The owner of the pipeline will always have full access and visibility to that item, no matter what the roles settings are in relation to that user. If the user does not desire this access, they need to use the Transfer Pipeline feature to transfer ownership to someone else. Item level access can be applied to custom user groups OR individual users.

Following other platform models, IF a user does not have the proper access to a Pipeline or Tool, then the site will completely hide it from them. It will be as if the item doesn’t exist to the user, so they will not see it in the All Pipelines or Tool Registry table AND in the Logs/Blueprints UI, the pipeline will not show up in the drop down.

Pipelines

This functionality operates the same way as Tool Registry. If NO rules are applied, all users have access to an item. If specific rules are set (either via a custom group or direct user) then that takes over.

Access Role Type

Access Policy

Description

Owner

Full Access


Administrator

Full Access


Manager

Site Level Power User

Power User Type Policy

Please note, this role is the same as a Site Level Power User.

·   View Step Configuration

·   Edit Step Details

·   Publish a pipeline to catalog

·   Duplicate a Pipeline

·   Stop, Start, Reset Pipeline

·   Approve Step when pipeline is waiting (this may not apply via Slack, so have to flush out the services end on this still.)

·   Edit Access Roles

·   Edit Step Notification Rules

User

End User Type Policy

This is the standard user policy so it’s designed to give users just enough access to run, stop, reset pipeline.
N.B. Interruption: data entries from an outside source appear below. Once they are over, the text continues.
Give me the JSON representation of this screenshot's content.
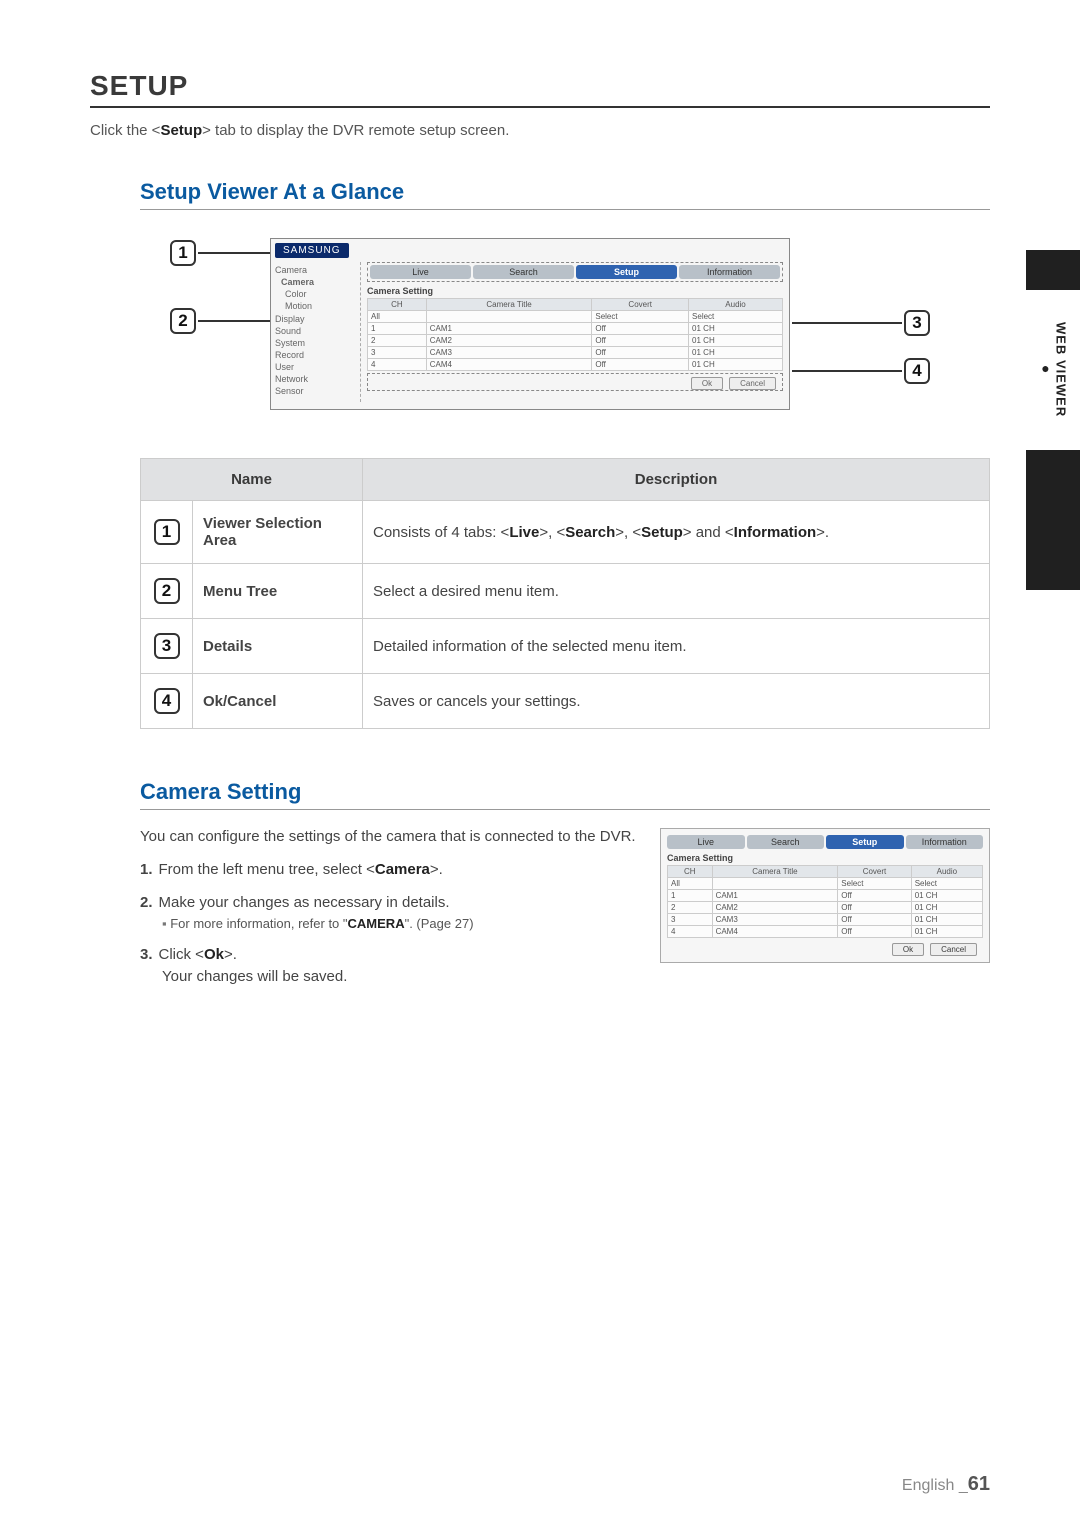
{
  "side_label": "WEB VIEWER",
  "heading": "SETUP",
  "intro_pre": "Click the <",
  "intro_bold": "Setup",
  "intro_post": "> tab to display the DVR remote setup screen.",
  "sub1": "Setup Viewer At a Glance",
  "brand": "SAMSUNG",
  "tabs": {
    "live": "Live",
    "search": "Search",
    "setup": "Setup",
    "info": "Information"
  },
  "menu": {
    "camera": "Camera",
    "camera_sel": "Camera",
    "color": "Color",
    "motion": "Motion",
    "display": "Display",
    "sound": "Sound",
    "system": "System",
    "record": "Record",
    "user": "User",
    "network": "Network",
    "sensor": "Sensor"
  },
  "panel_title": "Camera Setting",
  "cols": {
    "ch": "CH",
    "title": "Camera Title",
    "covert": "Covert",
    "audio": "Audio"
  },
  "rows": [
    {
      "ch": "All",
      "title": "",
      "covert": "Select",
      "audio": "Select"
    },
    {
      "ch": "1",
      "title": "CAM1",
      "covert": "Off",
      "audio": "01 CH"
    },
    {
      "ch": "2",
      "title": "CAM2",
      "covert": "Off",
      "audio": "01 CH"
    },
    {
      "ch": "3",
      "title": "CAM3",
      "covert": "Off",
      "audio": "01 CH"
    },
    {
      "ch": "4",
      "title": "CAM4",
      "covert": "Off",
      "audio": "01 CH"
    }
  ],
  "ok": "Ok",
  "cancel": "Cancel",
  "table": {
    "h_name": "Name",
    "h_desc": "Description",
    "r1n": "Viewer Selection Area",
    "r1d_pre": "Consists of 4 tabs: <",
    "r1d_a": "Live",
    "r1d_m1": ">, <",
    "r1d_b": "Search",
    "r1d_m2": ">, <",
    "r1d_c": "Setup",
    "r1d_m3": "> and <",
    "r1d_d": "Information",
    "r1d_post": ">.",
    "r2n": "Menu Tree",
    "r2d": "Select a desired menu item.",
    "r3n": "Details",
    "r3d": "Detailed information of the selected menu item.",
    "r4n": "Ok/Cancel",
    "r4d": "Saves or cancels your settings."
  },
  "sub2": "Camera Setting",
  "cam_intro": "You can configure the settings of the camera that is connected to the DVR.",
  "steps": {
    "s1_pre": "From the left menu tree, select <",
    "s1_b": "Camera",
    "s1_post": ">.",
    "s2": "Make your changes as necessary in details.",
    "s2_sub_pre": "For more information, refer to \"",
    "s2_sub_b": "CAMERA",
    "s2_sub_post": "\". (Page 27)",
    "s3_pre": "Click <",
    "s3_b": "Ok",
    "s3_post": ">.",
    "s3_l2": "Your changes will be saved."
  },
  "footer_lang": "English _",
  "footer_page": "61",
  "nums": {
    "n1": "1",
    "n2": "2",
    "n3": "3",
    "n4": "4"
  },
  "step_nums": {
    "n1": "1.",
    "n2": "2.",
    "n3": "3."
  }
}
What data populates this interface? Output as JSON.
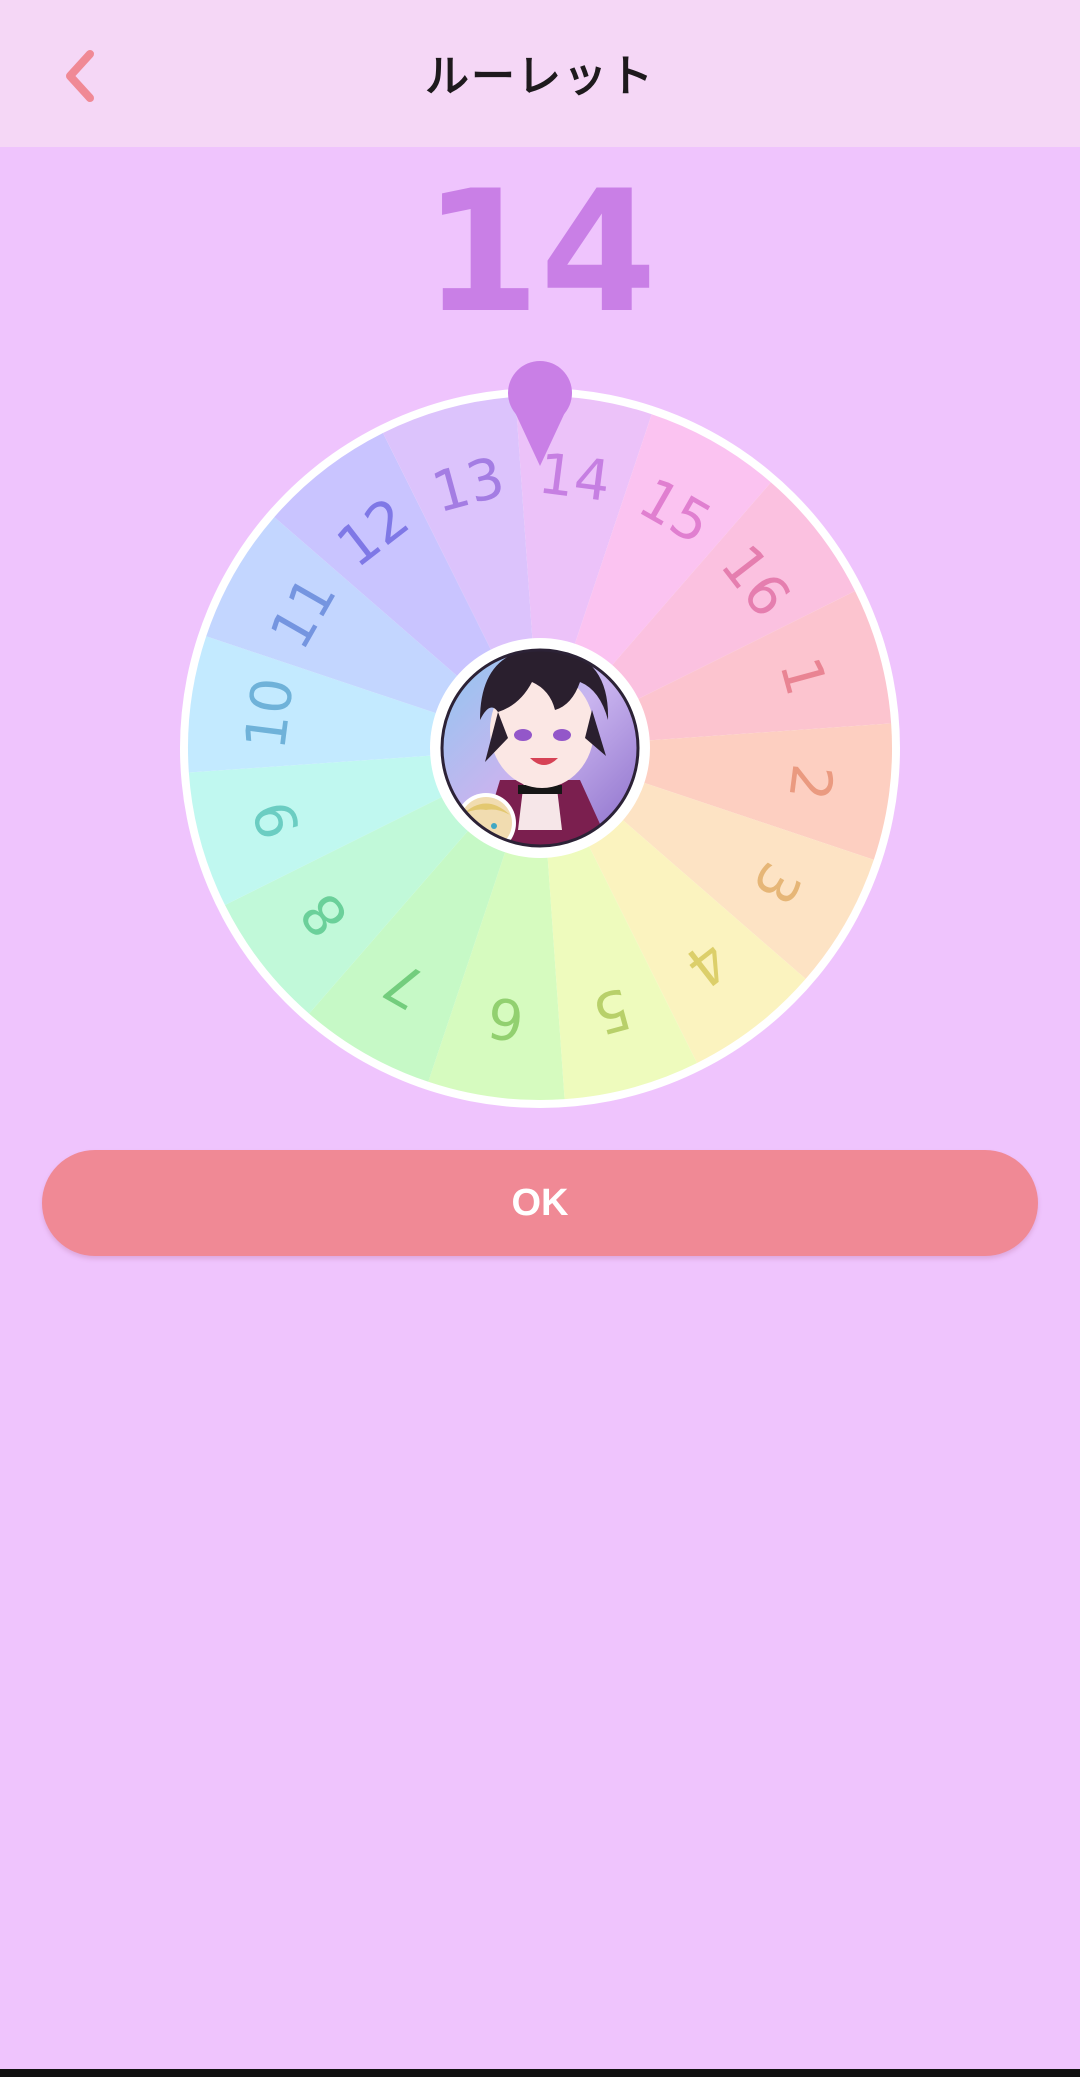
{
  "header": {
    "title": "ルーレット",
    "back_icon": "chevron-left-icon"
  },
  "result": {
    "value": "14"
  },
  "roulette": {
    "selected": "14",
    "center_image": "avatar-illustration",
    "segments": [
      {
        "label": "14",
        "color": "#ecc2f9",
        "text_color": "#c67fe2"
      },
      {
        "label": "15",
        "color": "#fbc3f1",
        "text_color": "#e07fd0"
      },
      {
        "label": "16",
        "color": "#fbc1e0",
        "text_color": "#e57eaf"
      },
      {
        "label": "1",
        "color": "#fcc4cf",
        "text_color": "#e98493"
      },
      {
        "label": "2",
        "color": "#fdcfc1",
        "text_color": "#ea9a80"
      },
      {
        "label": "3",
        "color": "#fde3c4",
        "text_color": "#e6b677"
      },
      {
        "label": "4",
        "color": "#fbf3bf",
        "text_color": "#dccf6a"
      },
      {
        "label": "5",
        "color": "#eefbbd",
        "text_color": "#b8d06a"
      },
      {
        "label": "6",
        "color": "#d6fbbf",
        "text_color": "#92d070"
      },
      {
        "label": "7",
        "color": "#c6f9c6",
        "text_color": "#73cd7d"
      },
      {
        "label": "8",
        "color": "#c1f9d9",
        "text_color": "#6bd09a"
      },
      {
        "label": "9",
        "color": "#c0f8f0",
        "text_color": "#6bcdc2"
      },
      {
        "label": "10",
        "color": "#c3eaff",
        "text_color": "#6fb2d9"
      },
      {
        "label": "11",
        "color": "#c3d6ff",
        "text_color": "#7595e0"
      },
      {
        "label": "12",
        "color": "#c9c4ff",
        "text_color": "#7f78e6"
      },
      {
        "label": "13",
        "color": "#dcc3fc",
        "text_color": "#a47de3"
      }
    ]
  },
  "ok_button": {
    "label": "OK"
  },
  "colors": {
    "background": "#efc4fd",
    "header": "#f5d7f6",
    "accent": "#c97fe6",
    "button": "#f08995",
    "pointer": "#c97fe6"
  }
}
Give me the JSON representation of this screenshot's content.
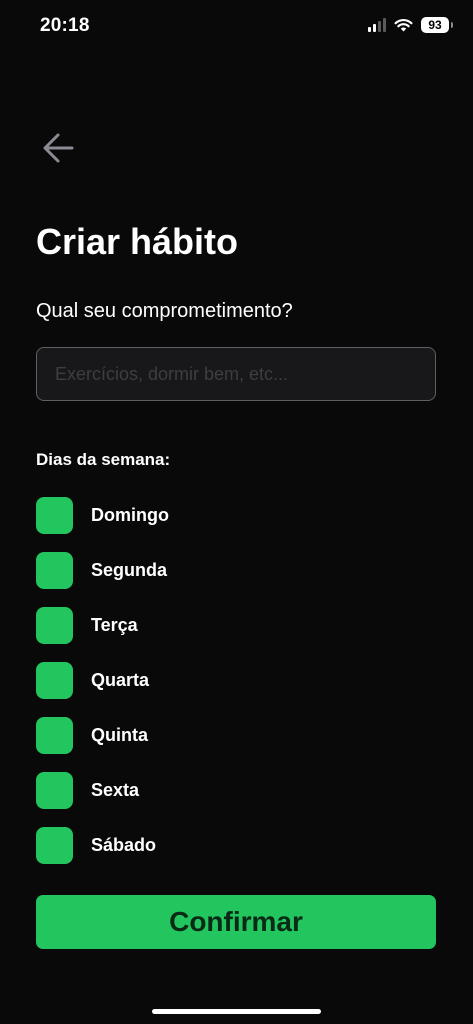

That’s it. As such they will see all pipeline activity logs too.

Guest

Read Only Access

This is used to allow a user to see a pipeline in the UI. They would have only read access to it but as such can search logs, view activity. Without this access, the user would not even know the pipeline exists.

Ownership - Tool Registry

This functionality operates the same way as Pipelines. If NO rules are applied, all users have access to an item. If specific rules are set (either via a custom group or direct user) then that takes over.

Access Role Type

Access Policy

Description

Owner

Full Access


Administrator

Full Access


Manager

Site Level Power User

Power User Type Policy

Please note, this role is the same as a Site Level Power User.

·   Edit tool settings

·   User tool in pipeline (not implemented yet)

·   Edit tool connection tab

·   Edit tool job/project/ account tabs

·   Create a tool

User

End User Type Policy

When complete, this will be the standard user policy where users can select and use the tool. This user should be able to see the tool log output. NOT YET COMPLETE. 

Guest

Read-Only Access

When complete, this would imply the user can see the tool in the list so that they can see who the owner is, other location data or any attributes stored on the tool, BUT they could not use it. NOT YET COMPLETE.